Aiken County Investigator Sean Zeigler, who played the trumpet as a child, pulled his instrument back out as a final salute to his friend and co-worker. After a three volley salute fired by Aiken County officers, Zeigler played taps. The only other sound was quiet sobs from the crowd.
After Richardson’s widow, Amelyn, was presented with a folded flag, dispatch sent an alert signal through the sound system. Faces flinched throughout the crowd as fellow officers prepared to give a final goodbye to their friend: “Officer Scotty Richardson is now 10-42.”
Outside the cemetery, many who lined the streets along the funeral procession said they did not know the fallen policeman but wanted to honor him.
Colleen Burns said she stood at Laurens Street and Hampton Avenue for hours to show her respect for the risks Richardson and his fellow officers take every day.
“I grew up around a lot of officers, and we’ve lost some of them over the years,” she said. “It’s important to show that what they do is important to us.”
Many others gathered earlier Tuesday for a memorial service at the Convocation Center at the University of South Carolina Aiken, Richardson’s alma mater.
Above the stage, photos of Richardson’s childhood, wedding and three sons appeared on two large screens.
The service filled the large venue with fellow officers, acquaintances and members of the community who had never met him, but wanted to show support.
Tim Harley took the microphone to speak about Richardson’s childhood. Harley said that even when Richardson was a child, he always looked out for his friends.
When his mother told him she would start a tab for him at a sandwich shop so he could get a bite after school each day, she got a call within a week that said her tab was $100. When she asked why, the owner said Richardson brought at least three friends with him.
Richardson was also a devoted family man, Harley said. His widow, Amelyn, was in the front row with their three boys: Zander, 5; Chase, 4; and Maddox, 16 months. Harley said Maddox would only fall asleep if he was lying across his father’s chest.
Aiken Public Safety Lt. David Turno and Director Pete Frommer both joked about Richardson’s heavy foot. He only had one point left on his driver’s license when he asked about becoming a police officer. Frommer told him to come back in one year without any speeding tickets. He walked through the door one year later to the day.
“He was like a sponge,” Frommer said. “He wanted to learn everything he could about the department.”

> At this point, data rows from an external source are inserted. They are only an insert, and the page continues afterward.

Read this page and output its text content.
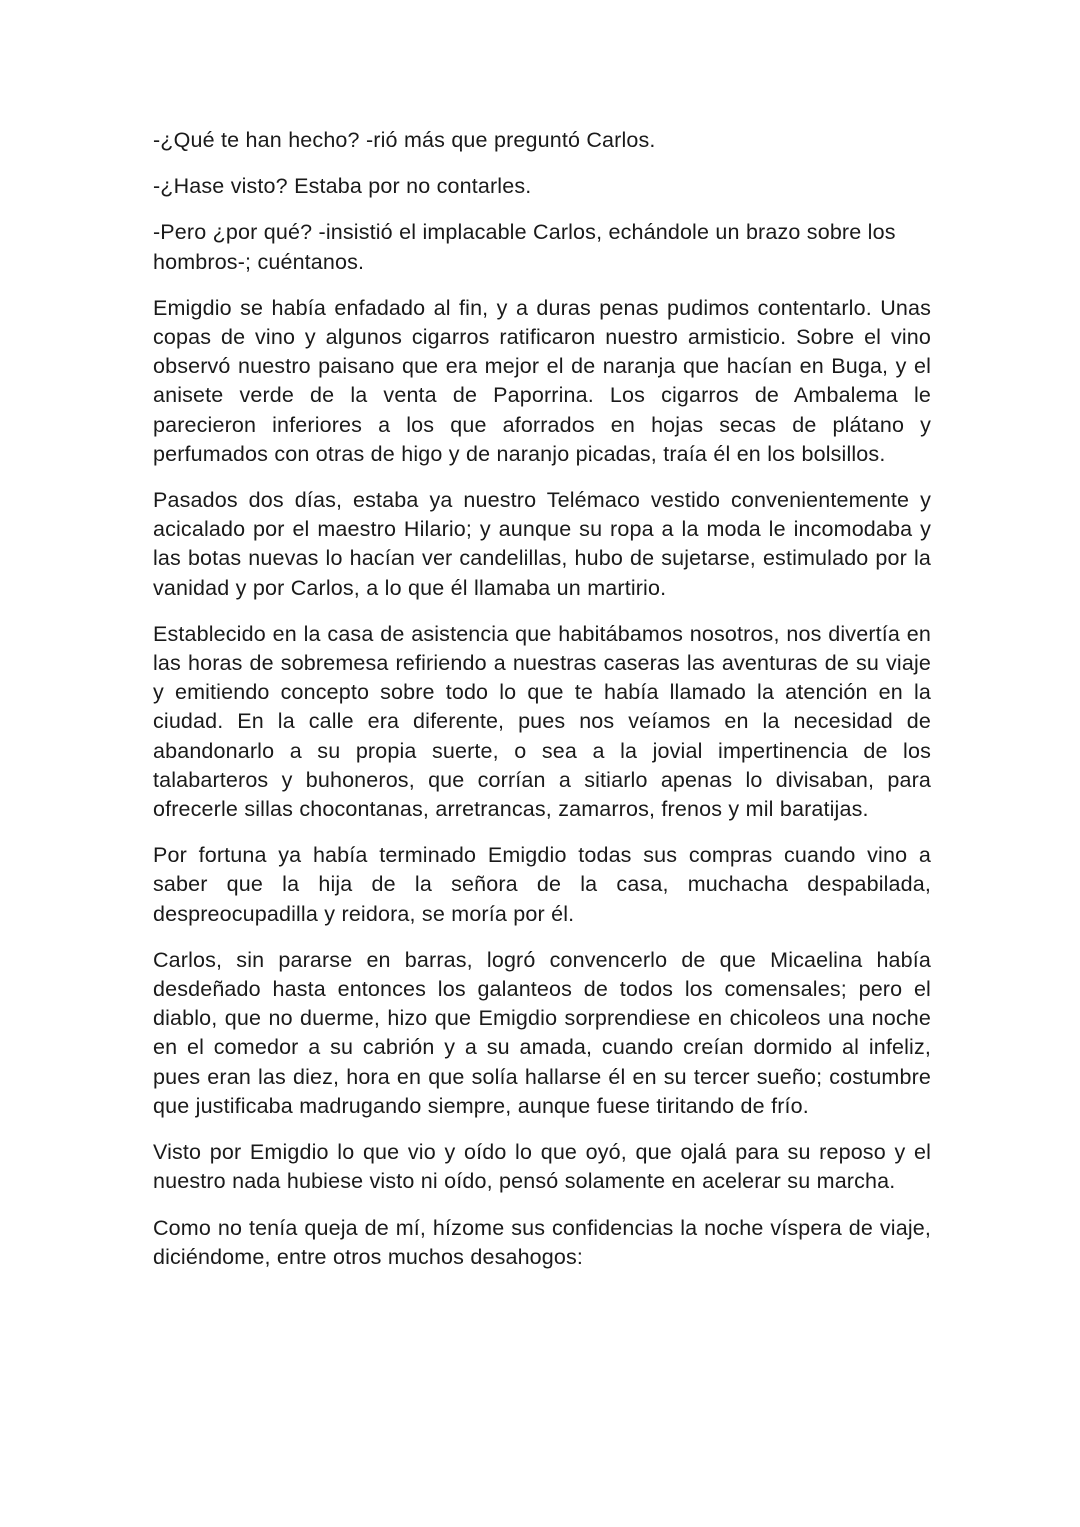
-¿Qué te han hecho? -rió más que preguntó Carlos.

-¿Hase visto? Estaba por no contarles.

-Pero ¿por qué? -insistió el implacable Carlos, echándole un brazo sobre los hombros-; cuéntanos.

Emigdio se había enfadado al fin, y a duras penas pudimos contentarlo. Unas copas de vino y algunos cigarros ratificaron nuestro armisticio. Sobre el vino observó nuestro paisano que era mejor el de naranja que hacían en Buga, y el anisete verde de la venta de Paporrina. Los cigarros de Ambalema le parecieron inferiores a los que aforrados en hojas secas de plátano y perfumados con otras de higo y de naranjo picadas, traía él en los bolsillos.

Pasados dos días, estaba ya nuestro Telémaco vestido convenientemente y acicalado por el maestro Hilario; y aunque su ropa a la moda le incomodaba y las botas nuevas lo hacían ver candelillas, hubo de sujetarse, estimulado por la vanidad y por Carlos, a lo que él llamaba un martirio.

Establecido en la casa de asistencia que habitábamos nosotros, nos divertía en las horas de sobremesa refiriendo a nuestras caseras las aventuras de su viaje y emitiendo concepto sobre todo lo que te había llamado la atención en la ciudad. En la calle era diferente, pues nos veíamos en la necesidad de abandonarlo a su propia suerte, o sea a la jovial impertinencia de los talabarteros y buhoneros, que corrían a sitiarlo apenas lo divisaban, para ofrecerle sillas chocontanas, arretrancas, zamarros, frenos y mil baratijas.

Por fortuna ya había terminado Emigdio todas sus compras cuando vino a saber que la hija de la señora de la casa, muchacha despabilada, despreocupadilla y reidora, se moría por él.

Carlos, sin pararse en barras, logró convencerlo de que Micaelina había desdeñado hasta entonces los galanteos de todos los comensales; pero el diablo, que no duerme, hizo que Emigdio sorprendiese en chicoleos una noche en el comedor a su cabrión y a su amada, cuando creían dormido al infeliz, pues eran las diez, hora en que solía hallarse él en su tercer sueño; costumbre que justificaba madrugando siempre, aunque fuese tiritando de frío.

Visto por Emigdio lo que vio y oído lo que oyó, que ojalá para su reposo y el nuestro nada hubiese visto ni oído, pensó solamente en acelerar su marcha.

Como no tenía queja de mí, hízome sus confidencias la noche víspera de viaje, diciéndome, entre otros muchos desahogos:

Richardson completed the probation period, which normally takes a year, in eight months. Besides basic training, he had 1,460 hours of advance training. He held many certificates and qualifications above being a police officer, including being an arson investigator and a bloodhound handler, and he showed young parents how to properly install child car seats, Frommer said.
He also received the South Carolina Public Safety Hero’s Award for his work on the DUI program. He not only took impaired drivers off the road, but he also often spoke to the public about it.
Frommer said he can tell an officer is special when he gets calls of thanks from people who have been ticketed.
“He spoke to them in a way that they knew he wanted to help,” Frommer said. “That was who he was.”